「古い空き家だから、どうせ安く叩かれるんだろうな…」
そう思って何もしないのは、非常にもったいないことです。
不動産の査定額は、データ(相場)だけで決まるわけではありません。**査定に来る「人」の印象によって、数十万円の差が出ることは日常茶飯事です。**
この記事では、不動産会社の査定を受ける前に、あなたが自分でできる「査定額を最大化するための準備」を、重要度の高い順に解説します。
【重要】「家の中」の整理(掃除はほどほどでOK)
よく「ハウスクリーニングをした方がいいですか?」と聞かれますが、そこまでは不要です。 古い家の場合、買主はリフォーム前提で探しているため、プロの清掃をしても成約価格には大きく響きません。
ただし、以下の整理は不可欠です。
- 「空間」を広く見せる: 荷物が山積みになっていると、実際の広さより狭く感じられ、暗い印象も与えます。可能な限り不用品を処分・整理し、床が見える面積を増やしましょう。
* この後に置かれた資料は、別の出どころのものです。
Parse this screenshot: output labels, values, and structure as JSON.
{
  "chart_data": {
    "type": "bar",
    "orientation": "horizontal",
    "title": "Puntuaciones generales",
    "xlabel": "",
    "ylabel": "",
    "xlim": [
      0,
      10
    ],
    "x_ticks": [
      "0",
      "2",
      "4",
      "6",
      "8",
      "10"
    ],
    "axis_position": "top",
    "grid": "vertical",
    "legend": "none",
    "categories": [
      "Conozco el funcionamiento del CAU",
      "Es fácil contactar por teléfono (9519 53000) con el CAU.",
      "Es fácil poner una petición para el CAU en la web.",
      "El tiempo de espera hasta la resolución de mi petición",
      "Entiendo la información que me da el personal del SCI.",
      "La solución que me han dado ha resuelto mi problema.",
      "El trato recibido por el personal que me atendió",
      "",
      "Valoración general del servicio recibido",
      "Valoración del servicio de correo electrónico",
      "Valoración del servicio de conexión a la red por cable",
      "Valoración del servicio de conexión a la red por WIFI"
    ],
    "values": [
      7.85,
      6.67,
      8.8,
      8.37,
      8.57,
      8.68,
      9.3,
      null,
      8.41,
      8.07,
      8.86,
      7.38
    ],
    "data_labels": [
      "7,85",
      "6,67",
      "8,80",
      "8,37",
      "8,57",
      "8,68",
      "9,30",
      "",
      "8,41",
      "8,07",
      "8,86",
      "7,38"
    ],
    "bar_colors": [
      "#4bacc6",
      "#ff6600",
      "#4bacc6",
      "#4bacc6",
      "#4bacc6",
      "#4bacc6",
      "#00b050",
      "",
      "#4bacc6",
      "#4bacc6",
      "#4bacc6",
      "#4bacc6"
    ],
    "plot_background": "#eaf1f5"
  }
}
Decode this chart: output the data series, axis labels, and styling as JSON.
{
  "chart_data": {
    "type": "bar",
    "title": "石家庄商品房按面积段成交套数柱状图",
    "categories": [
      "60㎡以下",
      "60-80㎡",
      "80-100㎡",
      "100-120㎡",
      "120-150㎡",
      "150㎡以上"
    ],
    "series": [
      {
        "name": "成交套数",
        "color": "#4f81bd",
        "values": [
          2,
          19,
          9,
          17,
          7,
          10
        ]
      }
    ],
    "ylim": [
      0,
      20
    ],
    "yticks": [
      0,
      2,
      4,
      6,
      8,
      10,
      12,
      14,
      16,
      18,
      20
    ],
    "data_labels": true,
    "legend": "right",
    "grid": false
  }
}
- 水回りの「パッと見」を綺麗に: キッチンやトイレなど、水回りが「汚れすぎていて触りたくない」と感じられると、査定額はガクンと下がります。
敷地境界の確認(庭の整理)
土地の正確な価値を決める上で「境界」は命です。
- 境界標を探しておく:
敷地の四隅にある「境界杭(マーカー)」が見えているか確認しましょう。雑草や泥に埋もれている場合は、出しておくだけで査定がスムーズに進みます。 - 庭木の剪定:
道路や隣地にはみ出した枝、生い茂った雑草は、「手入れがされていない=管理困難な物件」という負の評価につながります。
「プラス材料」となる書類の用意
査定マンが最も嫌うのは「不確定要素」です。以下の書類をあらかじめ用意しておくと、「この物件はリスクが低い」と判断され、強気な査定額が出やすくなります。
- 建築時・リフォーム時の図面: 構造がはっきりすると、買取価格が安定します。
- 固定資産税の納税通知書: 正確な土地面積や税額を把握するために必須です。
- 修繕履歴: 「○年前に屋根を塗り替えた」などの記録は、強力な武器になります。
「ダメなところ」を正直に話す
意外かもしれませんが、雨漏り、傾き、事件事故などのマイナス情報は、査定時にすべて正直に話すべきです。
隠したまま査定に出して高い金額が出ても、あとで発覚すれば契約破棄や損害賠償につながります。あらかじめ伝えておくことで、不動産会社は「それを踏まえた上での最善の販売戦略」を立てることができます。